Friday, 9 November 2012

Syncretism - is it a sin?

It appears as if, in modern Church parlance, syncretism is a word used to define a meeting with those of other faiths; Christian or Heathen or Pagan.

Raijin - Japanese god of thunder - not for  Year 3s

I would be open to the view that some good could be the fruit of such meetings but only on the proviso that they were conducted formally with leaders of the faith rather than the faithful and on neutral ground.

Of course, the objective (our objective) must be to spread the light of Christ among those upon whom it has never shone.
Presumably, we would do this in a polite manner, making certain points and teaching through discourse and example.

I think that, if indeed, that is syncretism, then it should be regarded as a good and wholesome thing that Our Lord would approve of.

But I am afraid that this word is being used too loosely and that it has become the 'in word' for ecumenical meetings and shindigs.

Taking class four to a synagogue could have some merit if the visit was enshrined within the RE syllabus. Possibly.

Shunting secondary school students to a mosque would be of dubious benefit; as would a visit to a Hindu Temple.
Why? Because there is a  danger of being drawn into pagan or heathen practices.

 Clapping hands before a Shinto shrine is a form of worship encouraged by one's hosts in Japan and it is hard to back out of that potentially volatile situation.
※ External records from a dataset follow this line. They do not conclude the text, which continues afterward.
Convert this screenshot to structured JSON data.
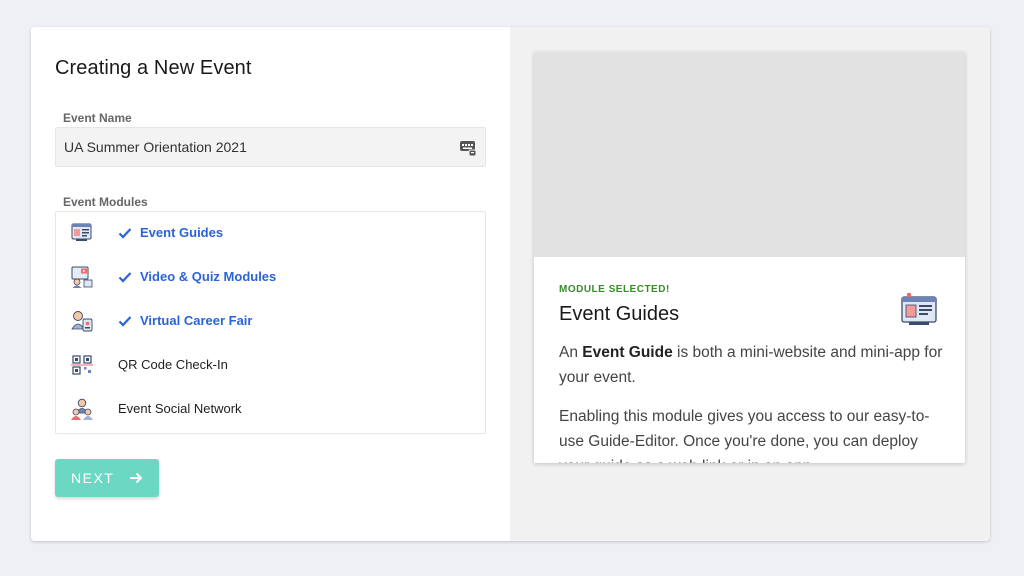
{
  "form": {
    "title": "Creating a New Event",
    "event_name_label": "Event Name",
    "event_name_value": "UA Summer Orientation 2021",
    "modules_label": "Event Modules",
    "next_label": "NEXT"
  },
  "modules": [
    {
      "label": "Event Guides",
      "selected": true,
      "icon": "event-guide-icon"
    },
    {
      "label": "Video & Quiz Modules",
      "selected": true,
      "icon": "video-quiz-icon"
    },
    {
      "label": "Virtual Career Fair",
      "selected": true,
      "icon": "career-fair-icon"
    },
    {
      "label": "QR Code Check-In",
      "selected": false,
      "icon": "qr-code-icon"
    },
    {
      "label": "Event Social Network",
      "selected": false,
      "icon": "social-network-icon"
    }
  ],
  "preview": {
    "badge": "MODULE SELECTED!",
    "title": "Event Guides",
    "desc_prefix": "An ",
    "desc_bold": "Event Guide",
    "desc_suffix": " is both a mini-website and mini-app for your event.",
    "desc2": "Enabling this module gives you access to our easy-to-use Guide-Editor. Once you're done, you can deploy your guide as a web link or in an app."
  },
  "colors": {
    "accent_blue": "#2b63d9",
    "next_button": "#6ad8c3",
    "badge_green": "#3a8a2c"
  }
}
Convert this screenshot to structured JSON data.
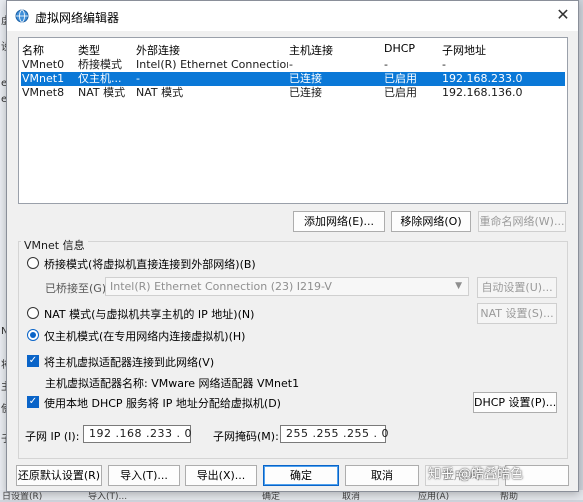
{
  "background": {
    "left_labels": [
      "虚",
      "设",
      "e",
      "e",
      "N",
      "将",
      "主",
      "使",
      "子"
    ],
    "bottom_labels": [
      "日设置(R)",
      "导入(T)...",
      "确定",
      "取消",
      "应用(A)",
      "帮助"
    ]
  },
  "window": {
    "title": "虚拟网络编辑器",
    "close_icon": "close-icon"
  },
  "network_table": {
    "columns": [
      "名称",
      "类型",
      "外部连接",
      "主机连接",
      "DHCP",
      "子网地址"
    ],
    "rows": [
      [
        "VMnet0",
        "桥接模式",
        "Intel(R) Ethernet Connection (...",
        "-",
        "-",
        "-"
      ],
      [
        "VMnet1",
        "仅主机...",
        "-",
        "已连接",
        "已启用",
        "192.168.233.0"
      ],
      [
        "VMnet8",
        "NAT 模式",
        "NAT 模式",
        "已连接",
        "已启用",
        "192.168.136.0"
      ]
    ],
    "selected_row": 1
  },
  "table_buttons": {
    "add": "添加网络(E)...",
    "remove": "移除网络(O)",
    "rename": "重命名网络(W)..."
  },
  "vmnet_info": {
    "title": "VMnet 信息",
    "bridged_label": "桥接模式(将虚拟机直接连接到外部网络)(B)",
    "bridged_to_label": "已桥接至(G):",
    "bridged_to_value": "Intel(R) Ethernet Connection (23) I219-V",
    "auto_settings": "自动设置(U)...",
    "nat_label": "NAT 模式(与虚拟机共享主机的 IP 地址)(N)",
    "nat_settings": "NAT 设置(S)...",
    "hostonly_label": "仅主机模式(在专用网络内连接虚拟机)(H)",
    "connect_adapter_label": "将主机虚拟适配器连接到此网络(V)",
    "adapter_name_label": "主机虚拟适配器名称: VMware 网络适配器 VMnet1",
    "dhcp_label": "使用本地 DHCP 服务将 IP 地址分配给虚拟机(D)",
    "dhcp_settings": "DHCP 设置(P)...",
    "subnet_ip_label": "子网 IP (I):",
    "subnet_ip_value": "192 .168 .233 . 0",
    "subnet_mask_label": "子网掩码(M):",
    "subnet_mask_value": "255 .255 .255 . 0"
  },
  "footer_buttons": {
    "restore": "还原默认设置(R)",
    "import": "导入(T)...",
    "export": "导出(X)...",
    "ok": "确定",
    "cancel": "取消",
    "apply": "应用(A)"
  },
  "watermark": "知乎 @皓叠皓色",
  "colors": {
    "selection": "#0a78d7",
    "accent": "#0a64c8"
  }
}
I have visited the country often and have found that the best way to cope is to politely refuse and, instead, make a sign of the cross.
That act is respected by my Japanese hosts and it does not cause offence.
To do the same thing in a mosque would, in all probability, cause offence.

At a Hindu Temple it would be natural for visitors to receive the red spot on the forehead, bindi as it is called.

Bindi has a spiritual and social function, here is how its spiritual function is described:

".....I'll start with the Spiritual purpose as it is the most important one of them all. As per Hinduism the purpose of life is to find your true self, to realize the Infinite Reality. Every morning one takes a bath and sits in prayer, (not to say prayers like a parrot), to seek for the absolute truth through every ritual and prayer. However, one has to make a living and cannot sit in prayer the whole day. Thus, as one leaves the prayer room one is expected to put some mark on one's forehead (between the eyebrows - which is the seat of memory) to remind one during the day and through all activities of the 'purpose of life'. As we cannot see the mark on our own foreheads when we see it on another we recall the purpose of our life. The idea is to remember that all actions in the external world are dedicated towards the achievement of this supreme goal of self realization. The purpose is to recall the purpose, reflect and contemplate upon Reality in and through all activities throughout the day".

That's a definite "no go area" as far as we are concerned.

Now Patricius has informed me that I should have consulted Nostra Aetate from the Vatican Archives, on the subject of inter faith dialogue.
I have now done so and find nothing that contradicts anything that I have written so far.

Nostra Aetate is aimed at those wishing to have dialogue with non Christian religions; dialogue aimed at creating a level of understanding.
It says nothing of organising parish jamborees or school groups where the object of the exercise would seem to be extremely dubious at best.

And, I still maintain that to participate in non Christian ceremonies (and non Catholic ones) falls under the category of relativism and a few other isms as well.

It is a mortal sin to take part or appear to take part in prayer services or rituals that are not dedicated to the one true God.

Or, has someone moved the goal posts?


  1. Sorry. My reference to Nostra Aetate was not intended critically. I just think it is useful in that it is the most authoritative statement of the Church's relationship to non-Christian religions. My, admittedly somewhat basic, understanding of it is that it promotes dialogue but clearly rejects any fudging.

    As for syncretism - it just strikes me as totally bonkers.

  2. Richard, Patricius - my understanding (perhaps erroneous, is that syncretism involves commingling Catholic beliefs or dogmas with inconsistent beliefs or dogmas from other religions.

    For example, it is syncretic for a Catholic to believe in reincarnation, or a non-Triune God, or Gaia.

    Inculturation, on the other hand, can be a useful missionary tool, as it involves retaining, but also adapting, non-Catholic customs or practices.

    I read a moving account years ago of a Mass somewhere in Africa, at which, when the Host was elevated, an Honour Guard of men dressed in leopard skins and bearing spears, surrounded the Altar. This was the tribal tradition whenever the king was in public, and all the more appropriate when the King of Kings appears in the Flesh.

    If I am mistaken, my apologies. As to interfaith dialogue, unless it has missionary intent, it seems a waste of time.

    God bless!


  3. Patricius, I took your comment as advisory rather than critical, many thanks. Chris, you are, I am certain, correct. It is just that the 'S' word is used as a cover for all activities rendering it, almost, respectable. Even inculteration has its difficulties as, in S Africa some ten or so years ago, the bishops allowed live animals to be brought up at the offertory. Within a very short space of time it then became common practice for witch doctors to then ritually kill them on the sanctuary. It may still be going on for all I know.